El otro día asistí a un cineclub en el que inauguraban el ciclo italiano con Noches blancas, de Luchino Visconti. Hacía poco que volvía a ver Muerte en Venecia, así que fui con gusto. Cuando terminó la proyección, me embargó el mismo sentimiento que tuve con aquella. En ambas películas hay una emoción negativa que desborda a los personajes: los planos sostenidos sobre Tadzio y la pasión silenciosa de Gustav; la espera romántica de Natalia y la frustrada entrega de Mario de sí mismo. La noche siguiente a la película soñé con alguien que quise mucho, con todos los des que caracterizan al amor adolescente: desbordado, desaforado, desbocado. En el sueño recordé una imagen que tuve con esta persona. Habíamos ido hacia un lugar que quedaba a la vera de la ruta, lejos de la ciudad. Después de ver el atardecer hicimos una promesa que, más que una promesa, ahora que lo pienso, fue una apuesta a nuestra duración: volver a ese lugar dentro de diez años, a la misma hora. Por la misma promesa, en Noches blancas, la espera de un amor que no acontece es el motivo del encuentro entre Natalia y Mario. Ambos querrán del otro lo que no puede ser, y sobre fantasmas fundarán su relación. No podríamos reprender a ninguno por su falta: después de todo, cada uno está buscando, a su manera, alguien a quien amar. Pero cuando Natalia le relata los motivos de su llanto a Mario, éste no puede creer semejante ingenuidad. Sin embargo, poco a poco, él también será parte de la fábula que denunciaba como absurda. Es que en ambos se ha puesto de manifiesto el mismo dispositivo amoroso que los constituye como amantes de su tiempo. Y así, una de las cosas interesantes del film, es que no se trata tanto de lo que ha sucedido durante la relación sino, más bien, lo que acontece entre una separación y otra. El conflicto narrativo comienza cuando el hombre se separa de Natalia, y finaliza cuando se reencuentran.

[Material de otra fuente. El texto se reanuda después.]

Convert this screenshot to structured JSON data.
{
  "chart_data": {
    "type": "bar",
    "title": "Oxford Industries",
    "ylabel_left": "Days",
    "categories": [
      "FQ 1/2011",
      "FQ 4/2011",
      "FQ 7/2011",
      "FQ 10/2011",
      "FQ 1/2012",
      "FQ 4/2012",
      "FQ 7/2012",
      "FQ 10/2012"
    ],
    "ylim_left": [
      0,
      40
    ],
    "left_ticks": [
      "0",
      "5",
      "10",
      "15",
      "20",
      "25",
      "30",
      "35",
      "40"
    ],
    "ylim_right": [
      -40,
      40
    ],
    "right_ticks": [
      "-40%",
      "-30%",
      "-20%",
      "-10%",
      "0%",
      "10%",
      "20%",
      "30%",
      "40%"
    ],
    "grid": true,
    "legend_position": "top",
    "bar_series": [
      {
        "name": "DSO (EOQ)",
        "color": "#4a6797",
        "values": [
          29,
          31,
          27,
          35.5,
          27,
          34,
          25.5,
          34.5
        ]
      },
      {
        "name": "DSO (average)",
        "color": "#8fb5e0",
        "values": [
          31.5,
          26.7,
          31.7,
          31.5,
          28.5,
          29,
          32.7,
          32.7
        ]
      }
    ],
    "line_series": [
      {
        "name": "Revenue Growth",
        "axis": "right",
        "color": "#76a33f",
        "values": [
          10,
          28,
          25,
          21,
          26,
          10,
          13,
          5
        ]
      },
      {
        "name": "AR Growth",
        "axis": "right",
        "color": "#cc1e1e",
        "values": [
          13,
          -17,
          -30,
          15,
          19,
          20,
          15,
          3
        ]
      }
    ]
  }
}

¿Será la separación, por añadidura, el estadío que refuerza y estructura nuestra subjetividad afectiva?, ¿dónde desemboca el recuerdo amoroso? Lo que sigue a Natalia después de su separación es el reflejo de sus recuerdos amorosos; los mismos que, a su vez, le otorgan nitidez a Mario en tanto éste presentifica la ausencia del otro. Mario existe a causa de la falta del otro, y Natalia elabora su imagen a partir de los recuerdos del ausente. Sería posible, entonces, argüir que el tiempo de separación amorosa exhibe nuestra tendencia caníbal; una forma de deglutir el cuerpo amado e incorporar una parte de éste a la constitución de nuestro juicio del mundo. Así un sinnúmero de memorias acude a nosotros cada vez que se abraza un cuerpo, y si tocamos, tocamos con el reflujo de una memoria táctil porque, incluso, gracias a ese campo de memorias, es que lo hemos reconocido. Una hipótesis podría ser que, al final, Natalia no espera a aquel hombre llamado Tenant. Ella ni siquiera sabe quién es, a qué se dedica ni hacia dónde fue, ¿cómo se explica, entonces, semejante espera por un desconocido? ¿Será que la espera sostiene la ilusión, será que en ese cuerpo innombrado permanece intacta la ilusión? ¿Será que ese cuerpo, aún sin nombre, ya existía mucho tiempo antes? El tiempo de la promesa, el de la espera, es el tiempo de la ilusión, y como dice Wimpi, esperar que una ilusión se realice es quitarle su gracia más diáfana y su gloria más pura.